Despite widespread availability [in the U.S.] over the last few years, superfast broadband has not yet taken off. This can likely be explained by two factors. The first is that both cable operators and copper incumbents are focusing on selling their TV services first, with broadband part of the bundle with that service. Although this has usually been the approach for cable TV providers in most markets, in the US the focus on Pay-TV services by the copper incumbents above the broadband service is unique.

The BSG notes that neither Verizon nor AT&T are heavily promoting superfast broadband services — and suggests the commercial threat from online video services such as Netflix is likely far more front of mind for the companies than “the limited competition on broadband that is restricted by the existence of the territorial duopolies”. “This has meant that operators have not competed on broadband speed in the same way that they have in other markets, particularly in Europe,” the report adds.

It continues

The US was the home to online service innovation for the first generation of broadband. A number of these companies have become global giants. Whether such innovation will occur in the US this time, for next generation broadband, is perhaps a more open question. We have already seen that the US has a very low number of subscribers on genuinely superfast services, even counting those cable subscribers that have been uplifted. With the relative lack of competition in the US market, there is less of an incentive to compete on broadband speeds
when the dominant product in the bundle is the Pay-TV service – this applies as much to the cable operators as it does to the copper-line incumbents.

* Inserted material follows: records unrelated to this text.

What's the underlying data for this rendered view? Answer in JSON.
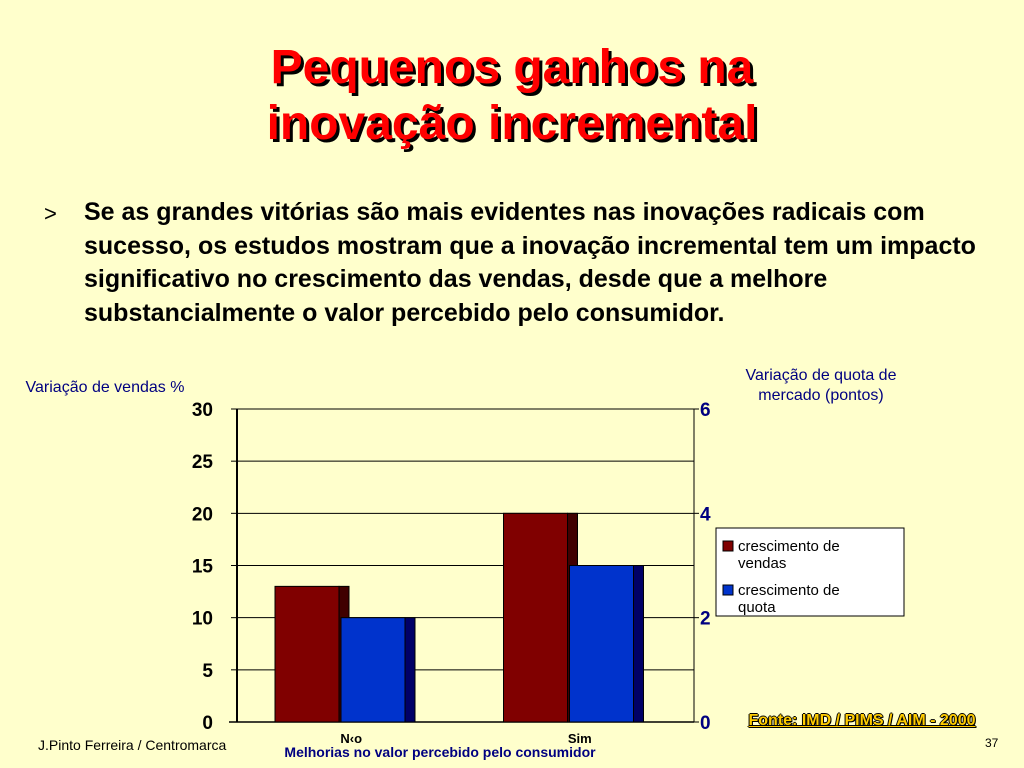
{
  "slide": {
    "title_line1": "Pequenos ganhos na",
    "title_line2": "inovação incremental",
    "bullet_marker": ">",
    "bullet_text": "Se as grandes vitórias são mais evidentes nas inovações radicais com sucesso, os estudos mostram que a inovação incremental tem um impacto significativo no crescimento das vendas, desde que a melhore substancialmente o valor percebido pelo consumidor.",
    "left_axis_title": "Variação de vendas %",
    "right_axis_title": "Variação de quota de mercado (pontos)",
    "x_axis_title": "Melhorias no valor percebido pelo consumidor",
    "source": "Fonte: IMD / PIMS / AIM - 2000",
    "footer_left": "J.Pinto Ferreira / Centromarca",
    "page_number": "37"
  },
  "chart_data": {
    "type": "bar",
    "categories": [
      "N‹o",
      "Sim"
    ],
    "series": [
      {
        "name": "crescimento de vendas",
        "values": [
          13,
          20
        ],
        "axis": "left",
        "color": "#800000"
      },
      {
        "name": "crescimento de quota",
        "values": [
          2,
          3
        ],
        "axis": "right",
        "color": "#0033CC"
      }
    ],
    "ylim_left": [
      0,
      30
    ],
    "yticks_left": [
      0,
      5,
      10,
      15,
      20,
      25,
      30
    ],
    "ylim_right": [
      0,
      6
    ],
    "yticks_right": [
      0,
      2,
      4,
      6
    ],
    "legend_position": "right",
    "grid": true
  }
}
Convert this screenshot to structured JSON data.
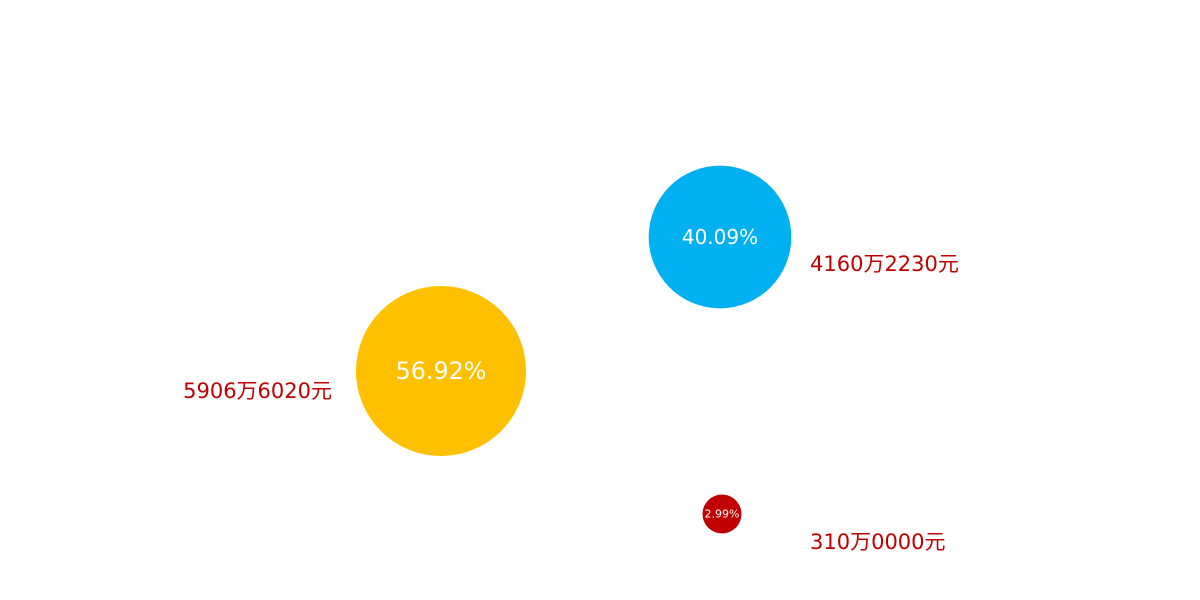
{
  "chart_data": {
    "type": "bubble",
    "title": "",
    "legend": "none",
    "grid": false,
    "axes_visible": false,
    "label_color": "#c00000",
    "series": [
      {
        "share_label": "56.92%",
        "percent": 56.92,
        "amount_label": "5906万6020元",
        "color": "#ffc000"
      },
      {
        "share_label": "40.09%",
        "percent": 40.09,
        "amount_label": "4160万2230元",
        "color": "#00b0f0"
      },
      {
        "share_label": "2.99%",
        "percent": 2.99,
        "amount_label": "310万0000元",
        "color": "#c00000"
      }
    ]
  }
}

If this is to continue for any period of time, then the US will not reach a critical mass of superfast subscribers, and so will not reach the type of addressable market size that encouraged the early broadband innovators to develop new services – we have previously noted Google’s foray in to FTTH buildout in Kansas City as perhaps a sign that they do not perceive the US’s broadband to be developing as they would wish.

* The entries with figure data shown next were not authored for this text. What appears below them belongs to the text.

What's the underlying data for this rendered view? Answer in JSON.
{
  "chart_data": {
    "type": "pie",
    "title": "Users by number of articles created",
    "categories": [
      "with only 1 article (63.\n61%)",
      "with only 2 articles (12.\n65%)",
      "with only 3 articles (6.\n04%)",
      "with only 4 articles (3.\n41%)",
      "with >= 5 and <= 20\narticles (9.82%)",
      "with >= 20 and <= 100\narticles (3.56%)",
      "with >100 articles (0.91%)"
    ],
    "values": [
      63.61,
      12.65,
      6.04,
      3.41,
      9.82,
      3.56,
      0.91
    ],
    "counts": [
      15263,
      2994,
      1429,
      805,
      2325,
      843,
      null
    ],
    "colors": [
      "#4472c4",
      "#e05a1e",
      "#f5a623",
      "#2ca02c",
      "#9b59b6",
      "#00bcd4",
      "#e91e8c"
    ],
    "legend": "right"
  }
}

The report goes on to suggest that if the U.S. does not act to accelerate superfast broadband adoption there is a potential opportunity for Europe to leverage faster uptake of superfast broadband to become the playground for the next wave of web innovation.

“If an addressable market of superfast broadband users can be created in Europe then it may become the new test-bed for online service innovators,” the report adds — although it also notes that just having the users is not in itself a guarantee of anything, pointing to high levels of superfast broadband uptake in Asian markets that have nonetheless failed to result in the development of “an innovative online service environment based on superfast broadband”.

“There remains an open question as to where the next wave of innovation will come from,” the report adds.